Starbucks Adds Three New Risks to Profile


Washington-based Starbucks (SBUX) operates a global chain of coffeehouses. It recently launched a service that lets customers order and pick up their coffee at an Amazon Go location in New York City. The service will be extended to more locations next year.

Starbucks recently sold its 50% stake in a Korean joint venture and raised about $1.2 billion. The company has committed to return $20 billion to its shareholders through dividends and share repurchases over the next three years. Additionally, it plans to raise wages for its workers starting 2022.

With this in mind, let us look at the company’s recent financial results and understand its newly added risk factors. (See Analysts’ Top Stocks on TipRanks)

Q4 Financial Results

Starbucks reported revenue of $8.1 billion for the fourth-quarter of its Fiscal Year 2021, The consensus estimate for the same was pegged at $8.2 billion. It posted adjusted earnings of $1, beating the consensus estimate of $0.99. Starbucks ended the quarter with $6.5 billion in cash. It plans to distribute a quarterly cash dividend of $0.49 per share on November 26. (See Starbucks stock charts on TipRanks).

Risk Factors

According to the new TipRanks’ Risk Factors tool, SBUX’s main risk categories are Production, Macro & Political and Ability to Sell, which account for 25%, 25% and 21%, respectively, of the total 24 risks identified for the stock. It has recently updated its profile with three new risks.

Under the Tech & Innovation risk category, the company tells investors that it has built a portfolio of intellectual property important to the success of its business. The intellectual property includes patents, trademarks, copyrights and trade secrets. Starbucks says that failure to adequately protect its intellectual property could harm its business and brand value.

Under the Ability to Sell risk category, Starbucks highlights that it operates in a competitive environment. The company warns investors that if its marketing and advertising programs fail to work as intended, its sales and market share could decline. Additionally, Starbucks cautions that its financial results may be adversely affected if it fails to meet customer expectations on sustainability and environmental impact matters.

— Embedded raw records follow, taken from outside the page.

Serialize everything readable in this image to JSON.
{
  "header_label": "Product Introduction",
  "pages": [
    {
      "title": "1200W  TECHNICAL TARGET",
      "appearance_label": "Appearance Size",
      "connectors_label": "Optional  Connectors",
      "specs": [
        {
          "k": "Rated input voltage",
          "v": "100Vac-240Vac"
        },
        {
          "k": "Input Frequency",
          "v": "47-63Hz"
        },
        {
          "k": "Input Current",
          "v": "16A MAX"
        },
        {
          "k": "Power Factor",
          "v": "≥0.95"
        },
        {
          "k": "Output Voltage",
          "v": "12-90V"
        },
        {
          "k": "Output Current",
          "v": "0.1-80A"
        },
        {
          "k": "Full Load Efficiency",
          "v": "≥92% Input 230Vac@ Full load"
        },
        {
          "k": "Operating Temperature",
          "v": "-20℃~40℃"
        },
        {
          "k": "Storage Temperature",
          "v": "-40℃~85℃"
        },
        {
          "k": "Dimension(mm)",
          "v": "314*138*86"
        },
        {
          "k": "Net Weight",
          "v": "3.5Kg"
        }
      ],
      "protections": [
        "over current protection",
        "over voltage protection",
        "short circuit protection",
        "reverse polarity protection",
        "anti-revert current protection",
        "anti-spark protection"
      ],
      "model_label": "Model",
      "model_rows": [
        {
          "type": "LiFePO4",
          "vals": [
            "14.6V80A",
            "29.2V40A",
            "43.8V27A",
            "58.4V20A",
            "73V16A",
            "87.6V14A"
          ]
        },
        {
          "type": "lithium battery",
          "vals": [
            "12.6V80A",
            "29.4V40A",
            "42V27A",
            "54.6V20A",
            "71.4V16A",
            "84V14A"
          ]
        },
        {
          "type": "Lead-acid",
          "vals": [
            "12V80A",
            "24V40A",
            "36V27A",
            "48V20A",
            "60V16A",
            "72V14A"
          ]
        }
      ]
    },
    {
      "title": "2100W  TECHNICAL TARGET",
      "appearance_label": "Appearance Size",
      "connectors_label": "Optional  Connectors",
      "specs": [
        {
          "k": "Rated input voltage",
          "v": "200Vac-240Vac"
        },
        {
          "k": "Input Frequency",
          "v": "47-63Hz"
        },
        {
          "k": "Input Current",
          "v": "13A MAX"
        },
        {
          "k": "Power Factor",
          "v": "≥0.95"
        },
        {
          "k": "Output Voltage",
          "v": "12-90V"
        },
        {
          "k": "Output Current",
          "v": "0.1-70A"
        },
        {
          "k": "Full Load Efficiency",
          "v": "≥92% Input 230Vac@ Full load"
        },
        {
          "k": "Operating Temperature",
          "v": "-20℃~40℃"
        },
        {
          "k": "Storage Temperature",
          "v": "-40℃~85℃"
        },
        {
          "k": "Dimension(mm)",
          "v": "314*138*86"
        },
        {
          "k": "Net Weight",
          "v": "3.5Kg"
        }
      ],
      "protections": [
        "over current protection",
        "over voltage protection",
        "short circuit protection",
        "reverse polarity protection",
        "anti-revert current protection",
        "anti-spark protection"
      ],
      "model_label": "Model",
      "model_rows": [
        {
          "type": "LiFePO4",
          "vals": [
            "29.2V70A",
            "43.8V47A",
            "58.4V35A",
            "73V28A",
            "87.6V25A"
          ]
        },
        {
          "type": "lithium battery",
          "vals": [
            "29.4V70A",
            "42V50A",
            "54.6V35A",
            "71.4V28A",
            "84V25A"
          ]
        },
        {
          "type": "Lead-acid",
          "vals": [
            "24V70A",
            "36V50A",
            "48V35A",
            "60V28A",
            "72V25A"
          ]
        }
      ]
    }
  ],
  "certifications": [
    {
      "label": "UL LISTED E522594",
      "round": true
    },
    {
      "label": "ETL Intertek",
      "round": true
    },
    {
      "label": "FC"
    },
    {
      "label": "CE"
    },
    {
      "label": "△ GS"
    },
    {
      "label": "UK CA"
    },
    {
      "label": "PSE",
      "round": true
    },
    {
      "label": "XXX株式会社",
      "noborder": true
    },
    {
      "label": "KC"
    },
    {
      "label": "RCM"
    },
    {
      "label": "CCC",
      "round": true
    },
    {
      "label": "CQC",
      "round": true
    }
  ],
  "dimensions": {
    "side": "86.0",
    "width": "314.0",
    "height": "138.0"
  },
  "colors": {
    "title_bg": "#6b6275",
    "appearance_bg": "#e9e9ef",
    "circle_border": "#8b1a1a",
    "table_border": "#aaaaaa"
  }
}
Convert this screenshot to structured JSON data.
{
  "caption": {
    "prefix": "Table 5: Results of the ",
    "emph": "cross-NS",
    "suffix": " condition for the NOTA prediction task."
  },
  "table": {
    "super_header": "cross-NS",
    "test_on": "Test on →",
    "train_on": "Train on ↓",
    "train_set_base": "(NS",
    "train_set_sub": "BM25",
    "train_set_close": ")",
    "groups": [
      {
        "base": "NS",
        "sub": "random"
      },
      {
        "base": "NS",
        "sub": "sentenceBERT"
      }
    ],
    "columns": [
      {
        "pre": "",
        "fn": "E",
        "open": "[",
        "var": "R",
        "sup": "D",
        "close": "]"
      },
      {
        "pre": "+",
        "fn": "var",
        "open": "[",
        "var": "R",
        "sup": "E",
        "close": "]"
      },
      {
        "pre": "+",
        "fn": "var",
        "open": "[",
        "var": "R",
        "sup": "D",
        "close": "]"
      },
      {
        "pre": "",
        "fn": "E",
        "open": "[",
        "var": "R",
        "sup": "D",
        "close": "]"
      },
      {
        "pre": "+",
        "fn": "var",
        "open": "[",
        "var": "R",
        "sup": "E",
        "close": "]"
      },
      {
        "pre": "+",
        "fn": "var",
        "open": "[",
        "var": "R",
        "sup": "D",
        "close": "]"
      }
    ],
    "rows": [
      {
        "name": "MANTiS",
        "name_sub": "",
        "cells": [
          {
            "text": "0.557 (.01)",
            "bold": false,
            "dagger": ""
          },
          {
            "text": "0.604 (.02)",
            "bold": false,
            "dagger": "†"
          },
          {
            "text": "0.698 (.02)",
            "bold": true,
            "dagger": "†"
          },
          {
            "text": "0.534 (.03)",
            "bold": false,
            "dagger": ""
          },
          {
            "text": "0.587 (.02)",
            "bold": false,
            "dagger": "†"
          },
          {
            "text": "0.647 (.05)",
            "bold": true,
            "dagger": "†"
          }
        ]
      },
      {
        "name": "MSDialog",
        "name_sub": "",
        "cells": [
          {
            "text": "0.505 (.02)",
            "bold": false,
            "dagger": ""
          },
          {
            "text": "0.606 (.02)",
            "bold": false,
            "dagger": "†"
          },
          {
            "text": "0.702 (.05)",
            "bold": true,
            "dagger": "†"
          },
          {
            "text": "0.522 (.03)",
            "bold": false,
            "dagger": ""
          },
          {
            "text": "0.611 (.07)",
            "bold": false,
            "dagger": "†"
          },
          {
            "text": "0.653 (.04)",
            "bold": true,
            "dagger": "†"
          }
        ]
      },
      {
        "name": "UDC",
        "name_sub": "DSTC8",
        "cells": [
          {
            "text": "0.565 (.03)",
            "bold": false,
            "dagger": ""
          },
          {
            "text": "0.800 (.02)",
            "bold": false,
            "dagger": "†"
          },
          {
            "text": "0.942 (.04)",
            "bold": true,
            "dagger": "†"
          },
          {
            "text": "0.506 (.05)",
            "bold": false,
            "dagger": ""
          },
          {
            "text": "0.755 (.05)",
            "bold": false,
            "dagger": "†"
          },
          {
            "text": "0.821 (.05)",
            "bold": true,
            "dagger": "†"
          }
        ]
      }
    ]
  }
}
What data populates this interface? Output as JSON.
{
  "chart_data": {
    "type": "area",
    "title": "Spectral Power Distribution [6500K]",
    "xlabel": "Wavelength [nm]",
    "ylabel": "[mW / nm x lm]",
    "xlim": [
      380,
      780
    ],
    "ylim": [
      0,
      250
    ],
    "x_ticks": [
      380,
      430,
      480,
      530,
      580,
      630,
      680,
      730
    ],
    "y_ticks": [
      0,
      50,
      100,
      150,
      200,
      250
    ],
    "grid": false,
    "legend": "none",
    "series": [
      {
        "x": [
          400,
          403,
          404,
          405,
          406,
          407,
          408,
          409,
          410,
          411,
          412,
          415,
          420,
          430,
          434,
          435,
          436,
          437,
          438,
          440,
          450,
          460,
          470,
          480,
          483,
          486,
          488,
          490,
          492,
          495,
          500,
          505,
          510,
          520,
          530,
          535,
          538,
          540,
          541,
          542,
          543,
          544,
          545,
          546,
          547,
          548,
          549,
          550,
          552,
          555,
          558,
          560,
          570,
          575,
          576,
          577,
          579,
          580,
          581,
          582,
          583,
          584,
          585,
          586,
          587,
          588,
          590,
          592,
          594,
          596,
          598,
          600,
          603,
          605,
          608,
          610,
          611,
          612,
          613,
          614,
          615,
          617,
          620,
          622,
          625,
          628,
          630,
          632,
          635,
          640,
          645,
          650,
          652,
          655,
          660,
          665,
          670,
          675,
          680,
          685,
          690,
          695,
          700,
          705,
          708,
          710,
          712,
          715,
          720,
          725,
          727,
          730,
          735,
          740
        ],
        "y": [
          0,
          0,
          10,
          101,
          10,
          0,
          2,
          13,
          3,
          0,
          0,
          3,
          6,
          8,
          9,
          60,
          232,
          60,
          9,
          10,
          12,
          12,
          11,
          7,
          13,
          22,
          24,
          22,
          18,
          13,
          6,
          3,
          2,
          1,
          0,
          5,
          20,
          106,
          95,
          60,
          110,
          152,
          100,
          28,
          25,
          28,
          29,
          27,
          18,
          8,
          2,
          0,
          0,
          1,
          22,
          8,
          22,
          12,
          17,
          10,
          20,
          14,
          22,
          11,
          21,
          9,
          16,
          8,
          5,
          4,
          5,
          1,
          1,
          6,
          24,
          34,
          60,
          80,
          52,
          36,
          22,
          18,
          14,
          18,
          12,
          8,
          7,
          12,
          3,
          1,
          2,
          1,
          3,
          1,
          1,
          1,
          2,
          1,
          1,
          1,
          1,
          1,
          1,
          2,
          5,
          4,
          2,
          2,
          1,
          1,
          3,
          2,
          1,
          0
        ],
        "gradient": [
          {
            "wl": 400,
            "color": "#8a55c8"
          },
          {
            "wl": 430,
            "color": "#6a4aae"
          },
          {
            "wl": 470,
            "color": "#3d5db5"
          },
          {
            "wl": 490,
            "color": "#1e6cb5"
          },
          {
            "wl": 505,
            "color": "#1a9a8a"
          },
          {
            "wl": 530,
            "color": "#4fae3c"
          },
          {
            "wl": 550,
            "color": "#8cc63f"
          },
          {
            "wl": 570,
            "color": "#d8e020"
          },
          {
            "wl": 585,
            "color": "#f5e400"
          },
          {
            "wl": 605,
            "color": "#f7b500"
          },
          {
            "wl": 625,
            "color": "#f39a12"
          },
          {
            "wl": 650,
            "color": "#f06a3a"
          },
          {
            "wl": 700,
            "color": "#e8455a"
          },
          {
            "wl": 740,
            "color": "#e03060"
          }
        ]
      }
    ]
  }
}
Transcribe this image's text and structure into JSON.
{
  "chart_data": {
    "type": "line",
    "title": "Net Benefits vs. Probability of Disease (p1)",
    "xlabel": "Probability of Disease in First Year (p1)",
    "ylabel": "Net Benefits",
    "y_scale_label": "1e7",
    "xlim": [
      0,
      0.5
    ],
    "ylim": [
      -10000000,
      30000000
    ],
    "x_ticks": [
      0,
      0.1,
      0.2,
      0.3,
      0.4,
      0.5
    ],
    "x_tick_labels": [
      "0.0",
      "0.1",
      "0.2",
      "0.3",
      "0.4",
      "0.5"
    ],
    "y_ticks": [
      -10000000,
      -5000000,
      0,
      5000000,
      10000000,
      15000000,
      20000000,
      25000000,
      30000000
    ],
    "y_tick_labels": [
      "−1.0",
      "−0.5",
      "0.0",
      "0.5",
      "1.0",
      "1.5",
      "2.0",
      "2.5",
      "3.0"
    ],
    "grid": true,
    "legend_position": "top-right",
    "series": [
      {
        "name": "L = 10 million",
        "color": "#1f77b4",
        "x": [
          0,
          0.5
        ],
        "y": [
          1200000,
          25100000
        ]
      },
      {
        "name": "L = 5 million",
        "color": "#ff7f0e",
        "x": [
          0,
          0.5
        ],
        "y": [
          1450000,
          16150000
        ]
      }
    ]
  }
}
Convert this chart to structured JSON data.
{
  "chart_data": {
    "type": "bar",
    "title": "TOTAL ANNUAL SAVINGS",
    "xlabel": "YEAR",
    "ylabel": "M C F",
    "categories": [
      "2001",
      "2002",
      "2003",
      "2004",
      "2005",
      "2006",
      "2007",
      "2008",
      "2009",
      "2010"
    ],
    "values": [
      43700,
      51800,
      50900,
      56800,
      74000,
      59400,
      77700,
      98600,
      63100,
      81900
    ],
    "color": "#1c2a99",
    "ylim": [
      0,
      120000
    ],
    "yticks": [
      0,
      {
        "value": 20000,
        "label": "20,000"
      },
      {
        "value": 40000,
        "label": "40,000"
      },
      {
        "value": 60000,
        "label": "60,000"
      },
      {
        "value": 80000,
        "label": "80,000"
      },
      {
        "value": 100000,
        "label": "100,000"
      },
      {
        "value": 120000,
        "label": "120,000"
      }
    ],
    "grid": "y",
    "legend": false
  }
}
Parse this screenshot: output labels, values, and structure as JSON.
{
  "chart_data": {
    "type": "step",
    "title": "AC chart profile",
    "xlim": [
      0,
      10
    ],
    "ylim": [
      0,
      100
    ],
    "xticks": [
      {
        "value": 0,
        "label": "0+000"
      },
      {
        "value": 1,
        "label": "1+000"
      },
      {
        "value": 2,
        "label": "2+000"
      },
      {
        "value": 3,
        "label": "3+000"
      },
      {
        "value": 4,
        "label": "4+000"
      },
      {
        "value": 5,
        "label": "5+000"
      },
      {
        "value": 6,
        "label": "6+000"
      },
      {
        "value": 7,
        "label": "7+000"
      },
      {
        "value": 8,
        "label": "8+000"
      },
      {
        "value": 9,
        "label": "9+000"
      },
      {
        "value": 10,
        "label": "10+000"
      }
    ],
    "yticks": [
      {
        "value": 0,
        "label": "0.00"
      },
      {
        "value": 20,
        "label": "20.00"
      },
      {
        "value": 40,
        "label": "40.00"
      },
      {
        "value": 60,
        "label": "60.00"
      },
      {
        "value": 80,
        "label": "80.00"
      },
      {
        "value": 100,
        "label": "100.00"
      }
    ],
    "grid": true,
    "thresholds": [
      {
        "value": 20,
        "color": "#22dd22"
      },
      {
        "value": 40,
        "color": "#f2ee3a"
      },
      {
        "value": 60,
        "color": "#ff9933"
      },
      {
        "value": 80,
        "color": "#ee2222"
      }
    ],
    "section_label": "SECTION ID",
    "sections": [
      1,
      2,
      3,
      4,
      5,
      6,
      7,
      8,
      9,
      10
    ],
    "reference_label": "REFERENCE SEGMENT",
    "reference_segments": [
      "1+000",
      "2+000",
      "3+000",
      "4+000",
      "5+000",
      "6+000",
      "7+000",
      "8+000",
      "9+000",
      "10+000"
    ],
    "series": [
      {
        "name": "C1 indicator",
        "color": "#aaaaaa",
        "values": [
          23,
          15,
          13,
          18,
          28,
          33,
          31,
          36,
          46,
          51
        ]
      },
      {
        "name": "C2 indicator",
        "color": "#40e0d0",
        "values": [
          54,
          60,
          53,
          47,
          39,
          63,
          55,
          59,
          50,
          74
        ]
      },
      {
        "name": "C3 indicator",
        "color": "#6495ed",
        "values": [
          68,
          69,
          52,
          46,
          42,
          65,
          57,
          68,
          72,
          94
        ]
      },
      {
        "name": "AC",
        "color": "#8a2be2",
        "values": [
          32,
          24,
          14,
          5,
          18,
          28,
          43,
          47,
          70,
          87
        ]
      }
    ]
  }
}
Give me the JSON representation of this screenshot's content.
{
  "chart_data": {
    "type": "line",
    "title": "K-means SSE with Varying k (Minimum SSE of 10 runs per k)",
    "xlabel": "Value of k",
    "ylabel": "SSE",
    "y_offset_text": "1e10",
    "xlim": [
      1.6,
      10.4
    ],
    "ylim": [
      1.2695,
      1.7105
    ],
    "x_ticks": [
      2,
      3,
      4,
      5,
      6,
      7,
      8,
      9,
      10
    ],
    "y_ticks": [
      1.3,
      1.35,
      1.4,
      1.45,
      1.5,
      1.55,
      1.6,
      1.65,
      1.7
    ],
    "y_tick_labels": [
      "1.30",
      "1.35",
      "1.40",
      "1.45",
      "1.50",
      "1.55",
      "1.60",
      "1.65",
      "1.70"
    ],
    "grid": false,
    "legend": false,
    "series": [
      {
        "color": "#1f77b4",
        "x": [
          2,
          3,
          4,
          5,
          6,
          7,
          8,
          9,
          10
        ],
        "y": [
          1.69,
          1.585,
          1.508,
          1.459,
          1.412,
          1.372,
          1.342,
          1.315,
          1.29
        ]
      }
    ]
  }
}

Under the Legal & Regulatory risk category, Starbucks highlights that it is subject to stringent and rapidly evolving privacy and data protection laws both in the U.S. and international markets. The company cautions that complying with the increasing privacy and data protection requirements will increase its costs that could in turn adversely affect its financial condition. It further warns that failure to comply with the requirements could subject it to regulatory penalties, lawsuits, and may damage its brand reputation and adversely affect its business.

The Production risk factor’s sector average is at 13%, compared to SBUX’s 25%. Shares of the company have gained about 4% year-to-date.

Analysts’ Take

In early November, Deutsche Bank analyst Brian Mullan reiterated a Buy rating on the stock but lowered the price target to $122 from $127. Mullan’s reduced price target suggests 10.13% upside potential.

Consensus among analysts is a Moderate Buy based on 14 Buys and 8 Holds. The average Starbucks price target of $124.24 implies 12.15% upside potential.